We may tell the story of Jesus using the story of Joseph and his brothers.
The brothers plotted to kill Joseph, but instead, threw him into a pit and sold him into slavery. At one point, Joseph was imprisoned, another image of death. Delivered because of his dream-interpreting skills regarding an impending famine, Joseph rose to power in the household of Pharaoh and presided over a massive project to store up food during seven years of plenty. The famine arrived, and the brothers of Joseph, desperate for food, came to Egypt. Joseph, as if risen from the dead, met his betrayers, and forgave them from the heart. Is this not what Jesus did and does even now?
Seeing that we are all “disobedient,” Jesus Christ came “so that he may be merciful to all” (Rom. 11:31). “Joseph made himself known to his brothers” (Gen. 45:1). Jesus Christ makes himself known to us as a font of mercy. “[Joseph] fell upon his brother Benjamin’s neck and wept, while Benjamin wept upon his neck. And he kissed all his brothers and wept upon them; and after that his brothers talked with him” (Gen. 45:14). Jesus is doing this for us also, coming to us, embracing us, baptizing us in the tears of his loving-kindness, and talking to us as his friends. Reaching all and loving all, Jesus creates catholic unity. In the words of the Psalmist, “Oh, how good and pleasant it is, when brethren live together in unity! It is like fine oil upon the head that runs down upon the beard of Aaron and runs down the collar of his robe” (Ps. 133:1-3f).

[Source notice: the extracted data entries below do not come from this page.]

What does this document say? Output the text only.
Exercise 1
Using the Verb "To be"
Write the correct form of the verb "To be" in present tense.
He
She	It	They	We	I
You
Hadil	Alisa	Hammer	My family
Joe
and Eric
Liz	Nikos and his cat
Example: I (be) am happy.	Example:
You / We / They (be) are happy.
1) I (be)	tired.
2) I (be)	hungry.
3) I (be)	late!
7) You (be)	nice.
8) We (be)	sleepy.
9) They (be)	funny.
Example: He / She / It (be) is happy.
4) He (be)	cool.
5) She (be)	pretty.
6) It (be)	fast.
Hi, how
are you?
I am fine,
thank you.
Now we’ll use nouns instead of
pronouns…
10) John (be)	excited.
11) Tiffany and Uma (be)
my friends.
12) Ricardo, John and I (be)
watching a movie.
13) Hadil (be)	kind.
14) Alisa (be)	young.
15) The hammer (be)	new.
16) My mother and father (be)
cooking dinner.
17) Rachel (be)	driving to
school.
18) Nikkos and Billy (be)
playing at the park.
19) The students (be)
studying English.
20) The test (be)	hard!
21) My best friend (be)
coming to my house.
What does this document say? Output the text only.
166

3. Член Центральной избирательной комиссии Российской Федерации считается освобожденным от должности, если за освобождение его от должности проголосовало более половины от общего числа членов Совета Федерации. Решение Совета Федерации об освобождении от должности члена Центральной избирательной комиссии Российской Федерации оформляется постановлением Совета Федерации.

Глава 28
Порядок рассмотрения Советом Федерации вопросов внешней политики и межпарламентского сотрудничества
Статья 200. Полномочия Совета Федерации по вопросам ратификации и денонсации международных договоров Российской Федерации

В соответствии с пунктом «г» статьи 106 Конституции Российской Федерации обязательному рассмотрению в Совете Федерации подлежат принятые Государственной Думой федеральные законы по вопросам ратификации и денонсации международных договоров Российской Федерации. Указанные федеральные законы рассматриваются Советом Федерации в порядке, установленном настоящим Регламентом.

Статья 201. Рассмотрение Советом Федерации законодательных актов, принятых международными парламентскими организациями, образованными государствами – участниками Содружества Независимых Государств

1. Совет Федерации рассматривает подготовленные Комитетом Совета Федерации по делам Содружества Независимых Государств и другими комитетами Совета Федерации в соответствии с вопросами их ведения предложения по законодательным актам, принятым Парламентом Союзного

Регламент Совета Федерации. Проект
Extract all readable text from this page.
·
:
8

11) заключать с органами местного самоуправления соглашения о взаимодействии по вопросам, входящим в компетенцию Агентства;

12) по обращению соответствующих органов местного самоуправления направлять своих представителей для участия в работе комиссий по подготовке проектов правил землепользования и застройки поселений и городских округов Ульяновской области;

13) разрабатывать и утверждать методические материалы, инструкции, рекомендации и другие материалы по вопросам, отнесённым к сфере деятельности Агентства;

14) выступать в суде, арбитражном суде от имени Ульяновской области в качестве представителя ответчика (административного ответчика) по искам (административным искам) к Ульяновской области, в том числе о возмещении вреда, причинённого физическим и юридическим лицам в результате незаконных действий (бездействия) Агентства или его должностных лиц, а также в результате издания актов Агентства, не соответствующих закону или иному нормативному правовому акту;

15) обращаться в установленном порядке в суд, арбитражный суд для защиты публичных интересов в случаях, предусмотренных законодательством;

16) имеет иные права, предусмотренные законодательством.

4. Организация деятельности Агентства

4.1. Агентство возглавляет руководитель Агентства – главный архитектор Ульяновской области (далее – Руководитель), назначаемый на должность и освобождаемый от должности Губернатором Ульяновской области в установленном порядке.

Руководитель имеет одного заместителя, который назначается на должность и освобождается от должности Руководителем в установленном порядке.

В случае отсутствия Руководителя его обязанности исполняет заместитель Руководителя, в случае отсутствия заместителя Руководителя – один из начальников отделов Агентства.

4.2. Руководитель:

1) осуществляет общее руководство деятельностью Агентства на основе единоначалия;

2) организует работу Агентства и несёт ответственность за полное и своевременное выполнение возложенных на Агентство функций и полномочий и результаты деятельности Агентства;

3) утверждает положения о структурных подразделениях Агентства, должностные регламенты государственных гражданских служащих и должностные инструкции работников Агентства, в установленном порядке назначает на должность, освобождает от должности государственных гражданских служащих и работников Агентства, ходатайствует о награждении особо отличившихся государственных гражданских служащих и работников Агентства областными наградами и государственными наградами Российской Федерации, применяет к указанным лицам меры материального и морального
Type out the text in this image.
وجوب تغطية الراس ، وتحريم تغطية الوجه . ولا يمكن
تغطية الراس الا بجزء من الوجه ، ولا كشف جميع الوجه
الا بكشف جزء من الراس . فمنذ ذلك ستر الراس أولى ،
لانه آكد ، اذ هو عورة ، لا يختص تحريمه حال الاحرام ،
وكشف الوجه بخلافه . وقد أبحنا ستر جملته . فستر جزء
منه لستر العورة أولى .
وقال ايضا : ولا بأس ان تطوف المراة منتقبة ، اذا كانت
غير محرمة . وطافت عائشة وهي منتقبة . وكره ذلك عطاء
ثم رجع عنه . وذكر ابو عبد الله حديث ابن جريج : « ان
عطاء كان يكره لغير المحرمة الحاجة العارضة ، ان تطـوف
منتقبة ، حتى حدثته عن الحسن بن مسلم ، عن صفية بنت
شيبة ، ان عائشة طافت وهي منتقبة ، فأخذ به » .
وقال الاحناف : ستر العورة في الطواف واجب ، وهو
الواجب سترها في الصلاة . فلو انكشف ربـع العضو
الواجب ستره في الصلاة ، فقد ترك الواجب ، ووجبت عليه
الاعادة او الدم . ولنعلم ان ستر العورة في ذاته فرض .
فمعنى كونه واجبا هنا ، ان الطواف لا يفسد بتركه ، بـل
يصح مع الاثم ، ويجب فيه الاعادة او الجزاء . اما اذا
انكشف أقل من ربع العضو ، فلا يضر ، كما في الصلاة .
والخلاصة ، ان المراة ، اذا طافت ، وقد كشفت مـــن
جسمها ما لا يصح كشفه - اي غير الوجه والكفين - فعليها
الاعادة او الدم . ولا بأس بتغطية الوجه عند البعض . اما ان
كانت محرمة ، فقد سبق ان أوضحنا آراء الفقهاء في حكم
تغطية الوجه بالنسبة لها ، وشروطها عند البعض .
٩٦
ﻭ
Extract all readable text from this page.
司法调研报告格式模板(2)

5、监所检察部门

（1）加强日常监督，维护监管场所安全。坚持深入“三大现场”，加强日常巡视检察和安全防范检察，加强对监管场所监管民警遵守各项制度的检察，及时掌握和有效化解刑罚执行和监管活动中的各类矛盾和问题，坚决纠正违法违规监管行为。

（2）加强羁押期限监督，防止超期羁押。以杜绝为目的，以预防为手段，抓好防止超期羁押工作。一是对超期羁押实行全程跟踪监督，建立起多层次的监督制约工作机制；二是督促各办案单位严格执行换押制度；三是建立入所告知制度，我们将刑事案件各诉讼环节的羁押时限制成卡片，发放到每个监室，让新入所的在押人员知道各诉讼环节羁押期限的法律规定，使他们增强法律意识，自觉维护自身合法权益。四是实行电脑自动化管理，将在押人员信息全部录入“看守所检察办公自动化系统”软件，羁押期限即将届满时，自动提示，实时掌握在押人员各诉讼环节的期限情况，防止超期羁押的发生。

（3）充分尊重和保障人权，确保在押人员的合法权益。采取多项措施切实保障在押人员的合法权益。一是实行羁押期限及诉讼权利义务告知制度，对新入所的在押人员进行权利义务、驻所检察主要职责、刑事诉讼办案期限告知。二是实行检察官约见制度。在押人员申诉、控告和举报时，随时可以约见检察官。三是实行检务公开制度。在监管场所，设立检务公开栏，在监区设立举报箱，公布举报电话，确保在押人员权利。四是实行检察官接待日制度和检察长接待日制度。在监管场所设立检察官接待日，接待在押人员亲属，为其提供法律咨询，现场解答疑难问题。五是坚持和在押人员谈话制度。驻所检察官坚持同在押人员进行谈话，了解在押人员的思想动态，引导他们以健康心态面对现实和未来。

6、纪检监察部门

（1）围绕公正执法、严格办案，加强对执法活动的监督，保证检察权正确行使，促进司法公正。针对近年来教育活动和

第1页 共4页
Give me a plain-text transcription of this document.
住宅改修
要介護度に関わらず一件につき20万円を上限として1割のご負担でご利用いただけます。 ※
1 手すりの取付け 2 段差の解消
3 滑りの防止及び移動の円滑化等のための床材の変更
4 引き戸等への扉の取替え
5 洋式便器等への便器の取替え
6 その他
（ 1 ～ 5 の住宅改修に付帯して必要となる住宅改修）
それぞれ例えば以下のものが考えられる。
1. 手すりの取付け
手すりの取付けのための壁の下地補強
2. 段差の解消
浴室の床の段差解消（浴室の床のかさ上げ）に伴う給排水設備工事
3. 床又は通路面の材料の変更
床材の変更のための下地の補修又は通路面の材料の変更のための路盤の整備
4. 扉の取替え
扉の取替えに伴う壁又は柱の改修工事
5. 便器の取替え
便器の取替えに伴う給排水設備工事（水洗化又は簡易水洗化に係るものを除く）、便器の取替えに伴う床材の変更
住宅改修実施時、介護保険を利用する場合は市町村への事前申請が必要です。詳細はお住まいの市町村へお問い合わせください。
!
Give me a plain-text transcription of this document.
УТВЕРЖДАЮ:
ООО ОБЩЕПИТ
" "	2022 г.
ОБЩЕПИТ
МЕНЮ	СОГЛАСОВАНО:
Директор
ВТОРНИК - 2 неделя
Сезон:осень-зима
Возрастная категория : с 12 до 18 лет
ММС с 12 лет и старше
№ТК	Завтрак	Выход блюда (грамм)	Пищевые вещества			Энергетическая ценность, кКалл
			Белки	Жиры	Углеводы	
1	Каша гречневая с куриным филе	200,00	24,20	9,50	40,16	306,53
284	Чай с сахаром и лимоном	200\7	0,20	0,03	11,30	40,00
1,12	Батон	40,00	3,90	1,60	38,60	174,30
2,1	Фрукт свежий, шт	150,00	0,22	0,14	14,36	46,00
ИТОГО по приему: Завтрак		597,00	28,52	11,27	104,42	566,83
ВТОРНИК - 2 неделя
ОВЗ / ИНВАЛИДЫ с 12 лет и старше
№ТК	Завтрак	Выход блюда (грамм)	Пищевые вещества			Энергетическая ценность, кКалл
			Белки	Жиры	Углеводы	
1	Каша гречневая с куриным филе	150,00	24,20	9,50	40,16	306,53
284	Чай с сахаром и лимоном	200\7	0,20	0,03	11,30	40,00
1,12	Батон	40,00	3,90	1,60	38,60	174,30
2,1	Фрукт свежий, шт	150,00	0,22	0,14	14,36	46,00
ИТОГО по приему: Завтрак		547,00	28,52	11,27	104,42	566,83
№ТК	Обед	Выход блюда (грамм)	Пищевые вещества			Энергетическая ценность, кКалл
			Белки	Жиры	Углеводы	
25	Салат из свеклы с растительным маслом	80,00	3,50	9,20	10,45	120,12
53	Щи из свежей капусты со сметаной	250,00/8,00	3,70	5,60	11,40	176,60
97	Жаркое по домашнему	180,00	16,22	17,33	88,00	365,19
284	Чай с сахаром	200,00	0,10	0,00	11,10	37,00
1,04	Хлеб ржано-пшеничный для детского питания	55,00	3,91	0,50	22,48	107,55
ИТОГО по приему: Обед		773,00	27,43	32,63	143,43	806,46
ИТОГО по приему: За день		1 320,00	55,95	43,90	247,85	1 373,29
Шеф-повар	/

In Christ, the dividing walls of hostility are falling, and a new humanity is coming into being. We may not, however, sufficiently appreciate what this means until we see the thick and high walls that separate people from each other, in the time of Jesus and in our time. In a sense, we must see division before we can understand unity. A troubling work begins at this point, and a more distressing image of Jesus emerges, though it undermines nothing of his universal love.
When Jesus met a Samaritan woman at Jacob’s well and asked for a drink of water, she asked, “How is it that you, a Jew, ask a drink of me, a woman of Samaria?” (John 4:9). An explanatory note follows, “Jews do not share things in common with Samaritans.” A dividing wall of religion and politics separated these two peoples. In the end, Jesus revealed himself as the “I am” of both Jews and Samaritans.
In a near reversal of the above story, Jesus meets a Canaanite woman who cries out, “Have mercy on me, Lord, Son of David; my daughter is tormented by a demon” (Matt. 15:22). In this case, Jesus is the one to draw back, not answering the woman at first, and then finally saying, “I was sent only to the lost sheep of the house of Israel” (Matt. 15:24). The woman kneels and says, “Lord, help me,” to which Jesus says, “It is not fair to take the children’s food and throw it to the dogs” (Matt. 15:26). The Canaanite woman asks for the crumbs that fall from the master’s table. Her importunity Jesus calls “great faith.” John Chrysostom says the woman exhibits great “earnestness,” “a goodly shamelessness,” “high self-command.” By resisting her, Jesus intensifies and exposes her “great faith,” a faith that will break down an opposing barrier. Strangely, this woman stands in Christ as she crosses a religious and political barrier on behalf of her sick daughter.
Look It Up: The Collect
Think About It: A godly and catholic life cannot always be meek and mild. Implore on behalf of others.